Ruhe ist die erste Regierungspflicht
Zur Halbzeit im Sommer 2015 will die herrschende Große Koalition die wesentlichen Punkte abgearbeitet haben. Das könnte gut klappen, wenn man rechtzeitig definiert, was denn wesentlich zu sein hat. Und den Rest einfach als Kleinkram aussortiert. Die großen Vorhaben, das waren dann wohl Mütterrente und Rente mit 63 und dergleichen Wohltaten für wenige – bezahlt von vielen.
Zur Halbzeit im Sommer 2015 will die herrschende Große Koalition die wesentlichen Punkte abgearbeitet haben. Das könnte gut klappen, wenn man rechtzeitig definiert, was denn wesentlich zu sein hat. Und den Rest einfach als Kleinkram aussortiert. Die großen Vorhaben, das waren dann wohl Mütterrente und Rente mit 63 und dergleichen Wohltaten für wenige – bezahlt von vielen.

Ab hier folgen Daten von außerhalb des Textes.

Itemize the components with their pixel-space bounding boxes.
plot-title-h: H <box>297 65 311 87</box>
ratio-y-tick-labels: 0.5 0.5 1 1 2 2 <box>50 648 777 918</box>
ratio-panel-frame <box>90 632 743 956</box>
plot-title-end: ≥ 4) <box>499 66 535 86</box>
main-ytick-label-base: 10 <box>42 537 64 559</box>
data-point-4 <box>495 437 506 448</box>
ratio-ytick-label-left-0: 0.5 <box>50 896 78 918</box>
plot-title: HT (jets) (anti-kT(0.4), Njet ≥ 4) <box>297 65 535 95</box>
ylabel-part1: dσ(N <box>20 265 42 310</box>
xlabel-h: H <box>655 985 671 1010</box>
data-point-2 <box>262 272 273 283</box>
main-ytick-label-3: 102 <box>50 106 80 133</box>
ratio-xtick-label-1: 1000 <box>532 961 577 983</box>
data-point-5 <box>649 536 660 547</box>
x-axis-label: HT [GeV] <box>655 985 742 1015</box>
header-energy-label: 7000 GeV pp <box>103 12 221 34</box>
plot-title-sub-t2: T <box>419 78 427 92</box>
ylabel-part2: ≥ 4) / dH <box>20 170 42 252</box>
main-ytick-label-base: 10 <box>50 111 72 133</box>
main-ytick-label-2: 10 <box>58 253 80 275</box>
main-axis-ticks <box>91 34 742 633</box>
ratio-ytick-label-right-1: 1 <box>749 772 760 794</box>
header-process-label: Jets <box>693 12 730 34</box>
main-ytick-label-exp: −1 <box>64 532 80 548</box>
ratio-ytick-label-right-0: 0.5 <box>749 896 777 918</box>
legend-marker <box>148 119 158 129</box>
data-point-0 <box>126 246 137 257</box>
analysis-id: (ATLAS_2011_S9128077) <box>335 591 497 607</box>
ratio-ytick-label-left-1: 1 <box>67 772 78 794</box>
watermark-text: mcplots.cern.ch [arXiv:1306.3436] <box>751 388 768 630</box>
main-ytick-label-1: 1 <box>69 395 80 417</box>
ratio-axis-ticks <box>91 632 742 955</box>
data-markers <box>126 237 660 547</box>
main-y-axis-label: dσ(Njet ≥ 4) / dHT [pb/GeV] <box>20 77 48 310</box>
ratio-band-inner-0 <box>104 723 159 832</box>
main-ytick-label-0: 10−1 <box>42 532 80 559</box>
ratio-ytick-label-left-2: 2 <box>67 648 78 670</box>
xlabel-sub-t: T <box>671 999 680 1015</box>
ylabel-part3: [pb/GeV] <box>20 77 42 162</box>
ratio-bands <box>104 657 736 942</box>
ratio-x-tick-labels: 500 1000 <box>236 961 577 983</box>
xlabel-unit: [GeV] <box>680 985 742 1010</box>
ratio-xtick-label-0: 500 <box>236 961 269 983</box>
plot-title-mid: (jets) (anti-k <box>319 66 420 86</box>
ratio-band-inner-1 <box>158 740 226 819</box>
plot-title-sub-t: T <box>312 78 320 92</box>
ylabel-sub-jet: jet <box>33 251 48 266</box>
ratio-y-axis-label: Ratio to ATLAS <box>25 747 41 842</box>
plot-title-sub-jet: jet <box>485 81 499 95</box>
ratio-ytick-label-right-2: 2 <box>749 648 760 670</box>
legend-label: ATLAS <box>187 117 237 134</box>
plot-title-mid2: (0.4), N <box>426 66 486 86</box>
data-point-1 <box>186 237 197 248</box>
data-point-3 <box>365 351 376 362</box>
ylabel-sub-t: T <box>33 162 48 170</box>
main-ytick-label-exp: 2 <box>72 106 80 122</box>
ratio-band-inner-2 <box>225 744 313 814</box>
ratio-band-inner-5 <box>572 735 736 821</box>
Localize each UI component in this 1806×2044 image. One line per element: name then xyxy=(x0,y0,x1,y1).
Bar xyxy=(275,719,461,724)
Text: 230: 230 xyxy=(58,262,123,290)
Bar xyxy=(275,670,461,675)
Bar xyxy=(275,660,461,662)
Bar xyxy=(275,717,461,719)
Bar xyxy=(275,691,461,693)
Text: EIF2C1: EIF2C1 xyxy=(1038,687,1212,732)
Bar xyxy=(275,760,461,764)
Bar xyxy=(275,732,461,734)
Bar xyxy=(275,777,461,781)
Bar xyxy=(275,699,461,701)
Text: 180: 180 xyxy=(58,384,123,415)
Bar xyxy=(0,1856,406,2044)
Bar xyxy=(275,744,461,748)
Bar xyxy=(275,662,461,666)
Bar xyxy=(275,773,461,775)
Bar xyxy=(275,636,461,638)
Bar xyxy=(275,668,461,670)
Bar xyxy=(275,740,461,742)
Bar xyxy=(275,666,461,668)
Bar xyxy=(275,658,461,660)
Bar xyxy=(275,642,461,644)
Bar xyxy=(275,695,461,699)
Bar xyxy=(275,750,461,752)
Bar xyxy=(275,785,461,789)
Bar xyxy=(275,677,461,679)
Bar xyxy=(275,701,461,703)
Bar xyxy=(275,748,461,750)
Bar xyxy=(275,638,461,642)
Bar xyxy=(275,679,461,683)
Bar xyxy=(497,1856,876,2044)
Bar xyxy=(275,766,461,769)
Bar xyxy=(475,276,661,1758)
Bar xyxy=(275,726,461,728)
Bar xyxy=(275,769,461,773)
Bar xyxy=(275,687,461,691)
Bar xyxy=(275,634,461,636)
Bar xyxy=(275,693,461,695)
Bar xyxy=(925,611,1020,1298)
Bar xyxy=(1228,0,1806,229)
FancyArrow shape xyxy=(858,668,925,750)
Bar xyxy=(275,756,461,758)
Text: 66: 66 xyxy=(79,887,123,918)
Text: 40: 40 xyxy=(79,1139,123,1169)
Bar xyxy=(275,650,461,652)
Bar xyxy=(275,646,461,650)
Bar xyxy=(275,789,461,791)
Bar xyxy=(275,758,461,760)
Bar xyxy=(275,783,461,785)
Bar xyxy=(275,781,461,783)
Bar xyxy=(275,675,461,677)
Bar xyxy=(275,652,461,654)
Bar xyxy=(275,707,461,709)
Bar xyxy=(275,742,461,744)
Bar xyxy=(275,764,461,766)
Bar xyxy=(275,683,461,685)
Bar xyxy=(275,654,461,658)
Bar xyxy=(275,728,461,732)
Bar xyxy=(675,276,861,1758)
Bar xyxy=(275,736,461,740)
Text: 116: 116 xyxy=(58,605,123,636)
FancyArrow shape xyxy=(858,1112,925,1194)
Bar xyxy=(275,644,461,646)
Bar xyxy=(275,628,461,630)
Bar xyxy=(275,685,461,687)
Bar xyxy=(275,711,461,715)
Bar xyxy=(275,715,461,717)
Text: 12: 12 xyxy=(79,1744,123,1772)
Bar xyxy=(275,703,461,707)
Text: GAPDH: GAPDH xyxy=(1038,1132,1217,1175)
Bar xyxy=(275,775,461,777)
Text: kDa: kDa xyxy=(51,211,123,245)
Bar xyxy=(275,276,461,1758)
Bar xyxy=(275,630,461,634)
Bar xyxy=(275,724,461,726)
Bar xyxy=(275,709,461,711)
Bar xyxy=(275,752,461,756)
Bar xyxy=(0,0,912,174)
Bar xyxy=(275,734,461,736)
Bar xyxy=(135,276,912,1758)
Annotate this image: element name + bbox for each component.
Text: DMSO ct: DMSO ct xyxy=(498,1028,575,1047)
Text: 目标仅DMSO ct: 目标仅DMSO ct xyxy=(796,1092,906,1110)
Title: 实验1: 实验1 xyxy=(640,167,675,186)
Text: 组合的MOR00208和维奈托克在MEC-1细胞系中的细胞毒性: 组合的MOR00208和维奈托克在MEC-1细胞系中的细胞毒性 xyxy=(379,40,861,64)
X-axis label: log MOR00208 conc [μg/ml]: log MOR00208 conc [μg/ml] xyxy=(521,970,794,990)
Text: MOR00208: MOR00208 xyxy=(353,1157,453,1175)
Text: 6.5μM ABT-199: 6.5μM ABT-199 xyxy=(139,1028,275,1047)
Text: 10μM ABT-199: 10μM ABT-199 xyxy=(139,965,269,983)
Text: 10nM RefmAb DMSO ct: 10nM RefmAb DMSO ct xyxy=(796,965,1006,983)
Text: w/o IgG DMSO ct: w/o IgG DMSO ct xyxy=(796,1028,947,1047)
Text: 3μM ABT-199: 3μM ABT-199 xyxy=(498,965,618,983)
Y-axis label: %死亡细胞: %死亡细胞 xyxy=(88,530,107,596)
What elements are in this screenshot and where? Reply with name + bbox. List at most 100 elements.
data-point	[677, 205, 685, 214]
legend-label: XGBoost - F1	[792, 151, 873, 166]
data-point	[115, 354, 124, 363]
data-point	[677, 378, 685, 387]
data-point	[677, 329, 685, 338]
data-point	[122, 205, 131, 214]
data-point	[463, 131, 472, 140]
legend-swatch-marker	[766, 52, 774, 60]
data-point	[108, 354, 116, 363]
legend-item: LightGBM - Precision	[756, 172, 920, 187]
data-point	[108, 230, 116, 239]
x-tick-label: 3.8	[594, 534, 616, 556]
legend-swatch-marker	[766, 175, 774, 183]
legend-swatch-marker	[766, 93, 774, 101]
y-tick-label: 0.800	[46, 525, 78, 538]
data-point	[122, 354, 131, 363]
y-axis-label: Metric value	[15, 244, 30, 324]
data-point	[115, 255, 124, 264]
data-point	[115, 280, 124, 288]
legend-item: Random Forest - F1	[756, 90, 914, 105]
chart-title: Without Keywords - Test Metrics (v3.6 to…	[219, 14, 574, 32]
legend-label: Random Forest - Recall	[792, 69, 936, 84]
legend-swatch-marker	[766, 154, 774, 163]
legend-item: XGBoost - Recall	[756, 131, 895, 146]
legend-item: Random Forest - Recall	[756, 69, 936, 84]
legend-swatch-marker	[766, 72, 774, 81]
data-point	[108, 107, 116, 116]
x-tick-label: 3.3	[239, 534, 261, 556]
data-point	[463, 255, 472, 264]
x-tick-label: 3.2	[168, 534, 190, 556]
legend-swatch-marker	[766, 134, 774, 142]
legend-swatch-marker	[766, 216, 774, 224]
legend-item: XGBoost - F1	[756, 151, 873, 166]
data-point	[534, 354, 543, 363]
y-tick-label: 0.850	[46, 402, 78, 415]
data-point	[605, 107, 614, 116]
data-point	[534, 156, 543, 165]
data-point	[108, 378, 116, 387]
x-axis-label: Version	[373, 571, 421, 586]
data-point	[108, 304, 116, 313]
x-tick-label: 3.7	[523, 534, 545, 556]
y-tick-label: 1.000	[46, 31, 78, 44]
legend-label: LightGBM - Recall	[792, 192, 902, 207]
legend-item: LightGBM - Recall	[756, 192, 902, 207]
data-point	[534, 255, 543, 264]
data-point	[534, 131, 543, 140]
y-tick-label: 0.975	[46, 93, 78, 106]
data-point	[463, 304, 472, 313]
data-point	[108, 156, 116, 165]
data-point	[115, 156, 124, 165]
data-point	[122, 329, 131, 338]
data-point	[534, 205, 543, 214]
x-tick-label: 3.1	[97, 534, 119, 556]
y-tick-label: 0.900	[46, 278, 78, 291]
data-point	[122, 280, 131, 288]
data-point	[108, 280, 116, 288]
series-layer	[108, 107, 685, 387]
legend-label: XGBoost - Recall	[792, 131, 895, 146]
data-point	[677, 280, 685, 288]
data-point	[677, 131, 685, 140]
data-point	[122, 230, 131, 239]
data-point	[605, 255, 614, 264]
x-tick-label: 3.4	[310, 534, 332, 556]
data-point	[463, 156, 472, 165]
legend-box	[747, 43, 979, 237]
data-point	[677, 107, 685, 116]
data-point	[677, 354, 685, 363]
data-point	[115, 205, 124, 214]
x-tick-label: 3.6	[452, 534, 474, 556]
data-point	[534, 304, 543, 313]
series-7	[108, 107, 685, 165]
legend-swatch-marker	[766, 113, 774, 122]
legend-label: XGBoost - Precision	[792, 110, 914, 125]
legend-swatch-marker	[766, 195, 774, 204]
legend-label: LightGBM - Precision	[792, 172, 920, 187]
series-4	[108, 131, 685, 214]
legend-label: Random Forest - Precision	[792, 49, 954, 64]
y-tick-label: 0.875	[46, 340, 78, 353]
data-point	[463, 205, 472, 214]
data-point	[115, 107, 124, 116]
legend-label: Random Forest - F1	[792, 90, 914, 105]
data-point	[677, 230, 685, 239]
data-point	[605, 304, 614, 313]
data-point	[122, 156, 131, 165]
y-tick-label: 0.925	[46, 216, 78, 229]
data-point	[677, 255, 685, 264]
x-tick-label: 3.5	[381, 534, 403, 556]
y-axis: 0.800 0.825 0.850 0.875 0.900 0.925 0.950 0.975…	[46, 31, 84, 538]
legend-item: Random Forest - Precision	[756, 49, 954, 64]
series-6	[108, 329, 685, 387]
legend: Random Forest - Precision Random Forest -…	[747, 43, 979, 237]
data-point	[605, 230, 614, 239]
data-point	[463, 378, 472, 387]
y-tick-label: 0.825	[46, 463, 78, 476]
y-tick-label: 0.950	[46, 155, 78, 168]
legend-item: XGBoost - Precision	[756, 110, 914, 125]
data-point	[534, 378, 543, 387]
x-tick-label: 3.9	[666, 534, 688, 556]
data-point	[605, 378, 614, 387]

Vor allem von heute jungen Leuten, denen die Rechnung präsentiert wird, wenn niemand mehr von den Regierenden des Jahres 2015 spricht. Eine Erklärung dafür, dass man an der Spitze der Koalition sich nicht um künftige Probleme schert, war im November zu besichtigen und viel erschütternder, als dies das Medienecho nahelegte. Da wunderte sich die Bundeskanzlerin (und freute sich, dass sie sich wunderte), warum denn wohl der kommende Mindestlohn schon vor seiner Einführung die Wirtschaftslage beeinflussen sollte – das jedenfalls ließ sie verlauten, als die sogenannten Fünf Weisen ihr Wirtschaftsgutachten überreichten.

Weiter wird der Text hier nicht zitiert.